South Africa does belong to all who live in it, but those who hold ill-gotten land must give it back.

White South Africans must accept the inevitability of paying the historical debt, since the actions of their ancestors were in stark conflict and a pointed contradiction with the just and harmonious ordering of human society.

So we ask, what aspects, if there are any, of the Freedom Charter need re-evaluation and reinterpretation? Our verdict is that none of all of its provisions needs revisitation. The only revisitation is our feeble resolve to move with speed to implement all of its provisions. We prevaricate on crucial matters and tend to be reactionary. We had to be pushed by students to ensure free education.

Our sinews needs a new injection from the lethargy of complaisance. We must warn that the expropriation of land without compensation must not be watered down to such an extent it becomes infinitesimal.

Picture: Itumeleng English/ African News Agency/ANA (Archive)

Such a risk exists when those who are opposed to it will act as its loudest disciples, only to stifle it and stunt its implementation.

Even those who have no experience of land loss and land dispossession are now our sought-after scholars and go-to opinion makers. The pain of land loss is best known by those who have suffered its excruciating, dehumanisation pain.

We conceded that the Freedom Charter is a futuristic document, but we need to be firm in ensuring we attain its promise in our lifetime.

We must also realise that the Freedom Charter needs a new person, one who would be industrious, conscious, conscientious, devoted to duty and a consummate patriot. All South African compatriots must be signatory to this national pledge.

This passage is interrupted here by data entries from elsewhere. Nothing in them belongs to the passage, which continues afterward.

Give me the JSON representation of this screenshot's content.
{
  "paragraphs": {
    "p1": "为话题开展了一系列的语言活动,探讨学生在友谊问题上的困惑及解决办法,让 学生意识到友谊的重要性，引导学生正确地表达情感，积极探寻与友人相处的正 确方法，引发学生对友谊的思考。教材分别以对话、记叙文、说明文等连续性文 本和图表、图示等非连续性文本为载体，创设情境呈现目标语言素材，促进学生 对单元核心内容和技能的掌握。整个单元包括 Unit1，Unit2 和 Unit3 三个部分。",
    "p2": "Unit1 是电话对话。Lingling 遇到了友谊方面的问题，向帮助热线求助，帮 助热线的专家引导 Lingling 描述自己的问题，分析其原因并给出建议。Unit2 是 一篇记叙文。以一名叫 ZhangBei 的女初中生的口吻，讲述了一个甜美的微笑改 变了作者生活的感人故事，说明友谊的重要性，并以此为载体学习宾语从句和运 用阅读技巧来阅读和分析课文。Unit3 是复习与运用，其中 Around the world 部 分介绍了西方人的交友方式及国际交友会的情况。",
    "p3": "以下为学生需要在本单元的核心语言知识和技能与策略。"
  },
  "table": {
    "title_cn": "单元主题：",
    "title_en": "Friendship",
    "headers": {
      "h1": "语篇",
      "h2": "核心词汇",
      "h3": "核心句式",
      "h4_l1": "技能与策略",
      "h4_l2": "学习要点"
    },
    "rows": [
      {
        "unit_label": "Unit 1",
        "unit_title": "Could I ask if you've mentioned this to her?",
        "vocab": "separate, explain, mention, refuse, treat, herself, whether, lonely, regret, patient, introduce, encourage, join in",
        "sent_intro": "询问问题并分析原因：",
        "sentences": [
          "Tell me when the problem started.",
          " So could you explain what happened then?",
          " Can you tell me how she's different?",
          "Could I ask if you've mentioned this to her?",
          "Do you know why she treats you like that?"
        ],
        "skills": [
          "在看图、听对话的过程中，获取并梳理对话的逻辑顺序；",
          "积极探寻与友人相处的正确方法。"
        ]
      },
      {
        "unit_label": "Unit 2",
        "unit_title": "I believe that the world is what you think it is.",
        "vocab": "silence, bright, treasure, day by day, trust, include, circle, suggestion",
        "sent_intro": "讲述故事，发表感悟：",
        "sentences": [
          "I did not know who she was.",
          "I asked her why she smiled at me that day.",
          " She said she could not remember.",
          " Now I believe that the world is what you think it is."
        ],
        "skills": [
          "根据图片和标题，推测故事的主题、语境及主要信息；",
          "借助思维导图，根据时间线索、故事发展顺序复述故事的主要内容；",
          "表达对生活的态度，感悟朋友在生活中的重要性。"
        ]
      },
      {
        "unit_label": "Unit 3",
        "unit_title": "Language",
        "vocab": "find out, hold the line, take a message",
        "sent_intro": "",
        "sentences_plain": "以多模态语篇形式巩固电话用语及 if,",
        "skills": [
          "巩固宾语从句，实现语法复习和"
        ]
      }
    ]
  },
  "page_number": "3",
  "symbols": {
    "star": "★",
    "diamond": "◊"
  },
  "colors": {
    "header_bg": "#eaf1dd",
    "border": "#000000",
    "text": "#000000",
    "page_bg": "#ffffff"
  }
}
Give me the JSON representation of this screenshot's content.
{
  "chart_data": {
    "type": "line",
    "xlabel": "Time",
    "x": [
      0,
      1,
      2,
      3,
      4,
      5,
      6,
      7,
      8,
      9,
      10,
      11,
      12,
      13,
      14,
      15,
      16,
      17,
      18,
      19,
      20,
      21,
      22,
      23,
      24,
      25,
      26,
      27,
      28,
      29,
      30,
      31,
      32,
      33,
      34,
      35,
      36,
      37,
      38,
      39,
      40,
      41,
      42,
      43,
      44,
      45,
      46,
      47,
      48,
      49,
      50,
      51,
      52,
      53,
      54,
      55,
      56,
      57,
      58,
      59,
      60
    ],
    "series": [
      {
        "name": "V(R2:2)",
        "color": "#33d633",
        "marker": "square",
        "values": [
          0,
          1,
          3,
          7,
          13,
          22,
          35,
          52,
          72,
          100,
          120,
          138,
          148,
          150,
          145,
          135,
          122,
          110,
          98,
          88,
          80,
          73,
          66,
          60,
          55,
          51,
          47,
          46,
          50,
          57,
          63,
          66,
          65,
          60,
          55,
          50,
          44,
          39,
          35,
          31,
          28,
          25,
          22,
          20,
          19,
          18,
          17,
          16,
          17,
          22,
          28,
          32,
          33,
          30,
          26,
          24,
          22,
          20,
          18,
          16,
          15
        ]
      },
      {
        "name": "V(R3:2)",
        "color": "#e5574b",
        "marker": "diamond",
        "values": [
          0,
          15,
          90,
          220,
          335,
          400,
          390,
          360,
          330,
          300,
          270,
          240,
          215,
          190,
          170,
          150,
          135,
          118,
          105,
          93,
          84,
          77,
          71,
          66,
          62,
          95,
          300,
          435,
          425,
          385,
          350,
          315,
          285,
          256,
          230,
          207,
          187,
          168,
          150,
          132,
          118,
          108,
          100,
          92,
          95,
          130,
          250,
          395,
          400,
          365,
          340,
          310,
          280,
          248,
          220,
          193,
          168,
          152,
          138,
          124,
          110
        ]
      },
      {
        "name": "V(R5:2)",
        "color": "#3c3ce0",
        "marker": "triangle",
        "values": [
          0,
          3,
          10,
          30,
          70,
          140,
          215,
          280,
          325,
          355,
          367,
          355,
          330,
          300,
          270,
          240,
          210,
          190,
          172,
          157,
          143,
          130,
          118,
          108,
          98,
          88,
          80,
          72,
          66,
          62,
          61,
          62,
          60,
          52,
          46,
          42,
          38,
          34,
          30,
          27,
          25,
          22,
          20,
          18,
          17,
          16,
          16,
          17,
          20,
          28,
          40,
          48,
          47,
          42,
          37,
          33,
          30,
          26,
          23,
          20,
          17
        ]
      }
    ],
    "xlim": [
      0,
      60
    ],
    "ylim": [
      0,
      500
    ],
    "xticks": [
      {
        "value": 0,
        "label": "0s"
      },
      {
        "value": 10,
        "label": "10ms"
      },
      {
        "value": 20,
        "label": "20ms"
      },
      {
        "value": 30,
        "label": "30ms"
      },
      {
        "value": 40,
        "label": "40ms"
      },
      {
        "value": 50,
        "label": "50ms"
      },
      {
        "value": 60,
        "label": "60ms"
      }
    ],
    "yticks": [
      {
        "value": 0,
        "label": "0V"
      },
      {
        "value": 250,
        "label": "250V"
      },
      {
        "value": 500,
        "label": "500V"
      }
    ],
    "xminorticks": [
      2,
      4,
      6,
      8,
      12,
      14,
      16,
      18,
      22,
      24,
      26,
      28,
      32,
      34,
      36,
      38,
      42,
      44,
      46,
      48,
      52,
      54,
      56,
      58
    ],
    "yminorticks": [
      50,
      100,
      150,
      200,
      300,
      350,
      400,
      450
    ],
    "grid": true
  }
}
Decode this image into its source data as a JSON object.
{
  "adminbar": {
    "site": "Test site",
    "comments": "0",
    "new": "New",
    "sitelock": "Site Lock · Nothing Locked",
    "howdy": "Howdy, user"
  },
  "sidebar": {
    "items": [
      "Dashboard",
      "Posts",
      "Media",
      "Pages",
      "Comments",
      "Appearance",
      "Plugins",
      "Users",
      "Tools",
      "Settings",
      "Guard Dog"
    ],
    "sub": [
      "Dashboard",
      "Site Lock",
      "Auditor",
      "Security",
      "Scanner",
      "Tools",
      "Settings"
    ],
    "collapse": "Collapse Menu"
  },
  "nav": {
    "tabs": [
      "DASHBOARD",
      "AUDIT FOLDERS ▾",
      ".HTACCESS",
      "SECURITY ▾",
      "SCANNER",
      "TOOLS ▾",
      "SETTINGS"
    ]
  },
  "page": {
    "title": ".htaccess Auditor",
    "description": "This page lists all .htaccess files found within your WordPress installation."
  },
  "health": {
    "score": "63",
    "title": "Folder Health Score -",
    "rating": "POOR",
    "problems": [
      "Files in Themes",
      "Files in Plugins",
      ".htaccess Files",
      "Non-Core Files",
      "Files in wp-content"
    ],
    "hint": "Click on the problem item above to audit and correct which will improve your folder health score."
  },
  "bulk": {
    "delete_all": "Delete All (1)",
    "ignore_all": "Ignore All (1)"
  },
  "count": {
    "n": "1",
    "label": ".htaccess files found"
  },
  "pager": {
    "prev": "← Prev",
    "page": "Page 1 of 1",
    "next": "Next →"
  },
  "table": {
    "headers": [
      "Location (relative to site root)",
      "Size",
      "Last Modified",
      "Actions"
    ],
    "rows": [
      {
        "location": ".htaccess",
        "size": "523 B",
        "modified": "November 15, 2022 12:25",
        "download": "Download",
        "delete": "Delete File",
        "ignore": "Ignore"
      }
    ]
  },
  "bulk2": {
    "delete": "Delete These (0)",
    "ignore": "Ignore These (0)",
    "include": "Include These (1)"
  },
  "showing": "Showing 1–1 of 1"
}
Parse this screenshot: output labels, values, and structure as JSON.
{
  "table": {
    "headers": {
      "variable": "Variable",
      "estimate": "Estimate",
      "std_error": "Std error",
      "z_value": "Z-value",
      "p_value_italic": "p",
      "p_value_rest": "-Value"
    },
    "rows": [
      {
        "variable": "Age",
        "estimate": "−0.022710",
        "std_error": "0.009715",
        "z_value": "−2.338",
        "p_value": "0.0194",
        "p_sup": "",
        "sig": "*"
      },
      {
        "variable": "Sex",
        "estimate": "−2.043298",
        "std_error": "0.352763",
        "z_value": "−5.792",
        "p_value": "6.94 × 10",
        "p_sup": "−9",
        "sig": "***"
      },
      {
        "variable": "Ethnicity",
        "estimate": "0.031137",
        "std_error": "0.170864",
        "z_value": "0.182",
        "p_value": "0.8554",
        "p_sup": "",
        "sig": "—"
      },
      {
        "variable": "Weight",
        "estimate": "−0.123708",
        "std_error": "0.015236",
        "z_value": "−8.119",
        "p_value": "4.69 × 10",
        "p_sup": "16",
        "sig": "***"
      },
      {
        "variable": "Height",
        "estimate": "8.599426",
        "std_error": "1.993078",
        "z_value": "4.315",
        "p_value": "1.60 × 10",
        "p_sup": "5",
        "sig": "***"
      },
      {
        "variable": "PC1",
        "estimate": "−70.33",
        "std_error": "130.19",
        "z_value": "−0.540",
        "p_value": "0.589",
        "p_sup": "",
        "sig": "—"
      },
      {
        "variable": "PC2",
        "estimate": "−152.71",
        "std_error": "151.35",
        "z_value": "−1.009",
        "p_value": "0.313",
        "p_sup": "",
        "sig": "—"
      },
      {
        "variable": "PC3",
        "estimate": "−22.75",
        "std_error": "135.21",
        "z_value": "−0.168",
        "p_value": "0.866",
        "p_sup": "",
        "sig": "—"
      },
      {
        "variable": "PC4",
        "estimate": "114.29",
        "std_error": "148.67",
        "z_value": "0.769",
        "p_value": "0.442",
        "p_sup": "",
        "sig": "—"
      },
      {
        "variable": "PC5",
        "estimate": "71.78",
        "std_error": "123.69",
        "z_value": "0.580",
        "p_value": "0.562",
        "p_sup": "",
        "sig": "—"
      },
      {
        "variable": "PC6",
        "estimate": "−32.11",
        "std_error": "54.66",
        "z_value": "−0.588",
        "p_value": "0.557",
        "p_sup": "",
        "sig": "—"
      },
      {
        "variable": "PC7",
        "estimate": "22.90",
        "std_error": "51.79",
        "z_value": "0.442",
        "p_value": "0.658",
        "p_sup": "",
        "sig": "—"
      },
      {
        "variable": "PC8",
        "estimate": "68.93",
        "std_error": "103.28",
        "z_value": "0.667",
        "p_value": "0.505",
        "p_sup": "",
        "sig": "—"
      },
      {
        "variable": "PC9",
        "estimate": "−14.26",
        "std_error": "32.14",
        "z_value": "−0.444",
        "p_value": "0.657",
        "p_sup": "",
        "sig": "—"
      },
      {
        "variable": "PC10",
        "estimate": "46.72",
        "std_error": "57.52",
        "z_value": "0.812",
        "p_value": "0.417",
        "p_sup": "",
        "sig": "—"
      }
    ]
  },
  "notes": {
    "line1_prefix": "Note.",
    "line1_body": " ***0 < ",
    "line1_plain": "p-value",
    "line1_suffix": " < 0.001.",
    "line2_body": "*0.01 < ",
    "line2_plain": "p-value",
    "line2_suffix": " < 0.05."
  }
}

I find it curious that we speak about expropriation of land without compensation and not about nationalisation. Because if we succeed in nationalisation, expropriation will be its natural by-product.

Land is the totality of a people’s national expression and denotes their sense and sensibility of themselves, their place in the universe and their own meaning of life. The land is an inherited national gift acquired through sustained historical exigencies punctuated by history, economic relations, aesthetics and culture.

The land is a shared commodity that expresses a people’s identity and a sense of being.

South Africa and most of Africa is the inalienable home and possession of the African people.

It was through criminal colonial conquest and domination that she became a subject nation under the yoke of European colonisers and the tutelage of white domination.

The 1913 Land Act came to consummate this injustice and to feed this insatiable greed for farming land and labour demands.

This injustice was perpetuated with callousness and profound disregard to the well-being of Africans, who not only lost land but became impoverished, as all their productive rights to the land and food security were terminated.

The recent land audit has established that blacks, who number about 45465400 of the population, own less than 10%, whereas whites, who number 4493500, own 70%.

Speaking at the Port Elizabeth rally on the eve of the Defiance Campaign in 1952, Professor ZKMathews said: “Only the African people themselves will ever rid themselves of political subjugation, economic exploitation and social degradation.”

The ANC Nasrec resolutions are resolute on the expropriation of land without compensation. We do not gainsay this fact, but must craft an approach on the best possible implementation model.

* Ka Plaatjie is an adviser to Minister of International Relations and Cooperation Lindiwe Sisulu.